Sortie le 20 avril 2011 - durée : 01h33min

Par Thomas Messias, le 19-04-2011
Cinéma et Séries

Au départ de La pecora nera, il y a une histoire drôle : celle de deux fous qui tentent de s’évader de leur asile et qui, après avoir franchi 99 des 100 barrières qui les séparent de l’extérieur, décident qu’ils sont trop fatigués et choisissent de faire demi-tour. Racontée plusieurs fois tout au long du film, cette histoire est l’émouvant symbole de la façon dont il va prendre peu à peu de l’ampleur, gagner en émotion, faire émerger des sentiments contradictoires et perturbants dont on ne soupçonnait pas l’existence. Débutant comme une comédie douce-amère sur la vie décalée d’un gentil marginal, évoque d’abord un Roberto Benigni sous Tranxène, comme si Le monstre avait été réécrit avec davantage de finesse par des auteurs semi-dépressifs.

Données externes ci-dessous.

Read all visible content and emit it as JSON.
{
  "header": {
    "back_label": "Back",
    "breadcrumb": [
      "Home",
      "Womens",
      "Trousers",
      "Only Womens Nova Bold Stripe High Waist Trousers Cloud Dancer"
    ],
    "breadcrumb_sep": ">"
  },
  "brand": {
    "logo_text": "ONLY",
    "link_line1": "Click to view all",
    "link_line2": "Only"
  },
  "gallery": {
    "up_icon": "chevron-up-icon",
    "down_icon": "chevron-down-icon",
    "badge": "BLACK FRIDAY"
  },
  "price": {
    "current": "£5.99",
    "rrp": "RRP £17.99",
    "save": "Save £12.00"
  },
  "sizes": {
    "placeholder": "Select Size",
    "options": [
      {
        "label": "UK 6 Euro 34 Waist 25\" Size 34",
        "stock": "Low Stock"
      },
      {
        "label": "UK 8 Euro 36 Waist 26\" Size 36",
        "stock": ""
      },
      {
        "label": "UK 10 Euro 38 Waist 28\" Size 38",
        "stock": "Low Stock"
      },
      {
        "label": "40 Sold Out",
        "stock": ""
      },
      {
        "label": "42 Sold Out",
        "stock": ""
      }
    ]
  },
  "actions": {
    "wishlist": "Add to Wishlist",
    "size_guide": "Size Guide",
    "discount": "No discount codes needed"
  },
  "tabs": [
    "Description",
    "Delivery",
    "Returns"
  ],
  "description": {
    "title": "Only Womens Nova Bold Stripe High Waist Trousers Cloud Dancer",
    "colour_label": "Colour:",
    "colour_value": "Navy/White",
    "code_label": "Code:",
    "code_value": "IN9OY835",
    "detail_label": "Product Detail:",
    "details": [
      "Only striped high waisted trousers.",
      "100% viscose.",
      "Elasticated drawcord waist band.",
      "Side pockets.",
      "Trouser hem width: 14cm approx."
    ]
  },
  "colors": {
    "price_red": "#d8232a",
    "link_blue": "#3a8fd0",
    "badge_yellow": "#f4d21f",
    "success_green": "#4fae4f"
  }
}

On fait connaissance avec Nicola, héros barbu et rêveur, dont l’enfance fut jalonnée de micro-événements le conduisant de façon logique mais assez révoltante à être interné. Comme dans le doc Valvert de Valérie Mrejen, Nicola et quelques-uns de ses camarades d’infortune vivent en semi-liberté, ce qui leur permet notamment de faire leurs courses comme tout le monde ou presque. Chacun ses échappatoires : ce contact régulier avec le monde extérieur permet à Nicola de prendre conscience de sa normalité et de son goût d’accomplir de vraies et belles choses, comme les gens ordinaires qu’il croise dans les rayons.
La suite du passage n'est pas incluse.